Unlocking access: a comprehensive analysis of medicines accessibility for rare diseases in Thailand.

INTRODUCTION

In Thailand, obtaining medicines for rare diseases presents significant challenges, with limited evidence highlighting these issues.

OBJECTIVES

To evaluate the accessibility of medicines and the extent of health insurance coverage for treatments of rare diseases in Thailand.

METHOD

This study utilized a thorough review of current health policies, drug registration database, and insurance coverage conditions. Additionally, procurement data from the Ministry of Finance was analyzed to verify the acquisition of medicines intended for the treatment of rare diseases.

RESULTS

A review of the availability and procurement of medicines for rare diseases in Thailand revealed considerable limitations in both registration and accessibility.

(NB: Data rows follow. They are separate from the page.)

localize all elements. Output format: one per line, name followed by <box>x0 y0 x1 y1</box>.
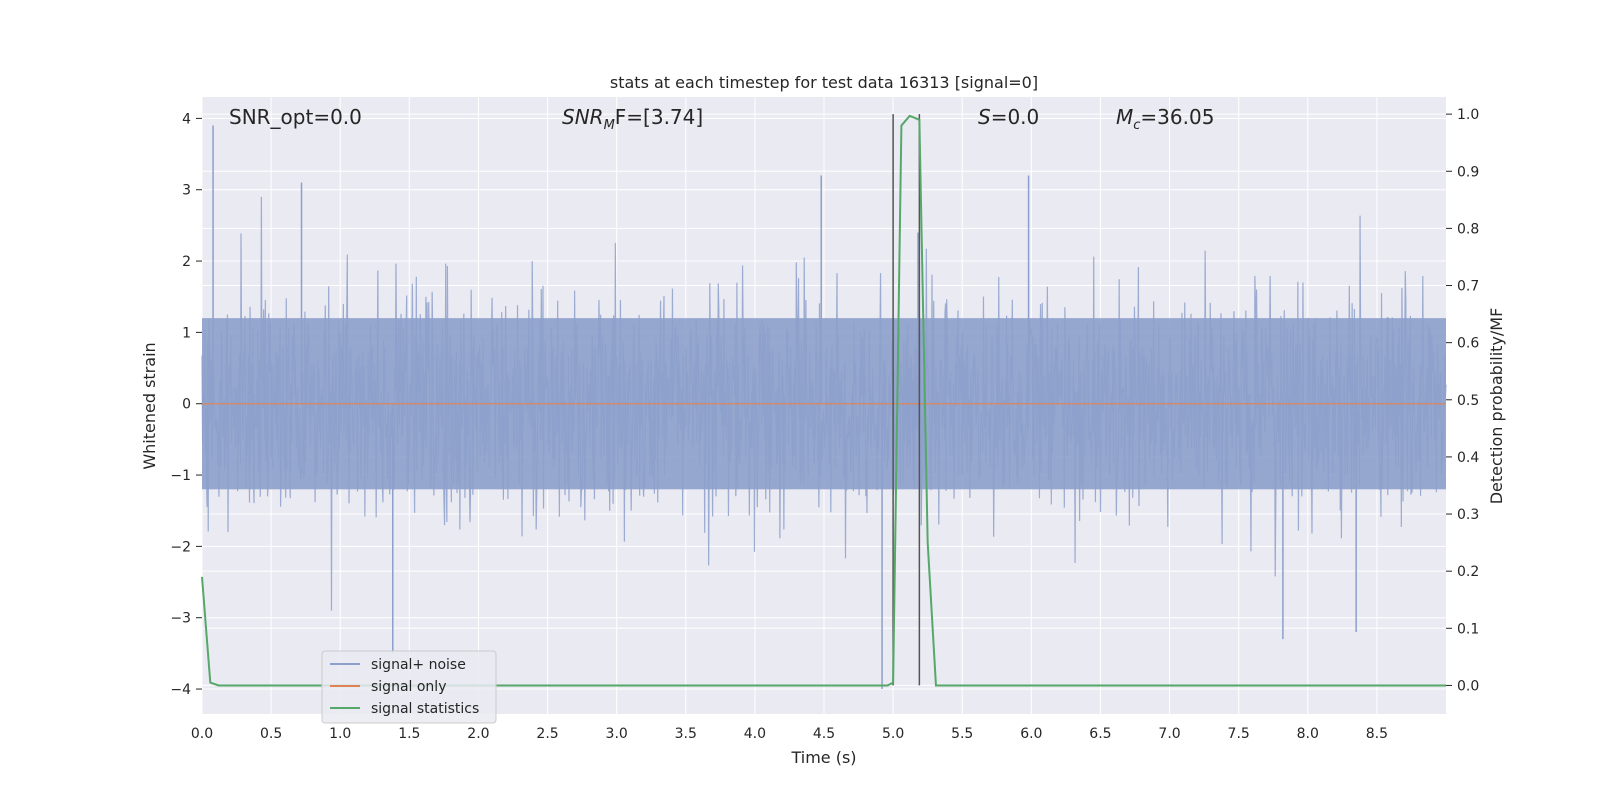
annotation-snr-mf-base: SNR <box>562 105 604 129</box>
annotation-mc: Mc=36.05 <box>1116 105 1214 133</box>
x-tick-label: 3.5 <box>675 726 697 742</box>
x-axis-label: Time (s) <box>790 748 856 767</box>
x-axis-ticks: 0.0 0.5 1.0 1.5 2.0 2.5 3.0 3.5 4.0 4.5 5.0 5.5 6.0 6… <box>191 726 1388 742</box>
left-y-tick-label: −2 <box>170 539 191 555</box>
right-y-tick-label: 0.8 <box>1457 221 1479 237</box>
x-tick-label: 8.0 <box>1297 726 1319 742</box>
x-tick-label: 1.0 <box>329 726 351 742</box>
right-y-tick-label: 0.1 <box>1457 621 1479 637</box>
annotation-s-base: S <box>978 105 991 129</box>
right-y-tick-label: 0.9 <box>1457 164 1479 180</box>
annotation-snr-mf-sub: M <box>604 118 615 133</box>
annotation-mc-base: M <box>1116 105 1133 129</box>
right-y-tick-label: 0.6 <box>1457 336 1479 352</box>
right-y-tick-label: 1.0 <box>1457 107 1479 123</box>
left-y-tick-label: 0 <box>182 397 191 413</box>
x-tick-label: 3.0 <box>606 726 628 742</box>
x-tick-label: 8.5 <box>1366 726 1388 742</box>
legend: signal+ noise signal only signal statist… <box>321 650 497 724</box>
right-y-tick-label: 0.5 <box>1457 393 1479 409</box>
right-y-axis-ticks: 1.0 0.9 0.8 0.7 0.6 0.5 0.4 0.3 0.2 0.1 0.0 <box>1446 107 1479 694</box>
x-tick-label: 5.5 <box>951 726 973 742</box>
legend-label-signal-statistics: signal statistics <box>371 701 479 717</box>
left-y-tick-label: −4 <box>170 682 191 698</box>
annotation-snr-mf: SNRMF=[3.74] <box>562 105 703 133</box>
legend-label-signal-only: signal only <box>371 679 446 695</box>
right-y-tick-label: 0.0 <box>1457 678 1479 694</box>
left-y-axis-label: Whitened strain <box>140 342 159 469</box>
annotation-s-tail: =0.0 <box>991 105 1040 129</box>
left-y-axis-ticks: 4 3 2 1 0 −1 −2 −3 −4 <box>170 111 202 698</box>
annotation-snr-opt: SNR_opt=0.0 <box>229 105 362 129</box>
x-tick-label: 0.0 <box>191 726 213 742</box>
left-y-tick-label: −1 <box>170 468 191 484</box>
vertical-markers <box>892 114 921 686</box>
left-y-tick-label: 2 <box>182 254 191 270</box>
legend-box <box>321 650 497 724</box>
right-y-tick-label: 0.7 <box>1457 279 1479 295</box>
x-tick-label: 6.5 <box>1089 726 1111 742</box>
x-tick-label: 0.5 <box>260 726 282 742</box>
x-tick-label: 4.5 <box>813 726 835 742</box>
x-tick-label: 7.0 <box>1158 726 1180 742</box>
annotation-mc-sub: c <box>1133 118 1140 133</box>
annotation-s: S=0.0 <box>978 105 1039 129</box>
x-tick-label: 5.0 <box>882 726 904 742</box>
left-y-tick-label: 1 <box>182 325 191 341</box>
x-tick-label: 7.5 <box>1228 726 1250 742</box>
annotation-mc-tail: =36.05 <box>1140 105 1214 129</box>
x-tick-label: 4.0 <box>744 726 766 742</box>
legend-label-signal-noise: signal+ noise <box>371 657 466 673</box>
x-tick-label: 2.5 <box>536 726 558 742</box>
chart-title: stats at each timestep for test data 163… <box>610 73 1038 92</box>
right-y-tick-label: 0.3 <box>1457 507 1479 523</box>
annotation-snr-mf-tail: F=[3.74] <box>615 105 703 129</box>
right-y-tick-label: 0.4 <box>1457 450 1479 466</box>
right-y-tick-label: 0.2 <box>1457 564 1479 580</box>
left-y-tick-label: 3 <box>182 183 191 199</box>
left-y-tick-label: 4 <box>182 111 191 127</box>
x-tick-label: 1.5 <box>398 726 420 742</box>
x-tick-label: 2.0 <box>467 726 489 742</box>
x-tick-label: 6.0 <box>1020 726 1042 742</box>
left-y-tick-label: −3 <box>170 611 191 627</box>
right-y-axis-label: Detection probability/MF <box>1487 308 1506 505</box>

According to the International Rare Diseases Research Consortium, only 46.80% of their recommended medicines were registered in Thailand, and of these, just 22.93% were included in the national essential medicines list. Additionally, a review of the state's pharmaceutical procurement dataset over the past 5 years showed that merely 31.70% of these registered drugs had been purchased from suppliers for use in hospitals.

CONCLUSION

To address these issues, the study recommended accelerating the approval process for rare disease medicines, expanding health insurance coverage, establishing financial support for patients, and creating a specific pricing policy for orphan drugs. Collaborative efforts among stakeholders were emphasized as crucial for improving access to essential medicines and enhancing treatment outcomes for patients with rare diseases in Thailand.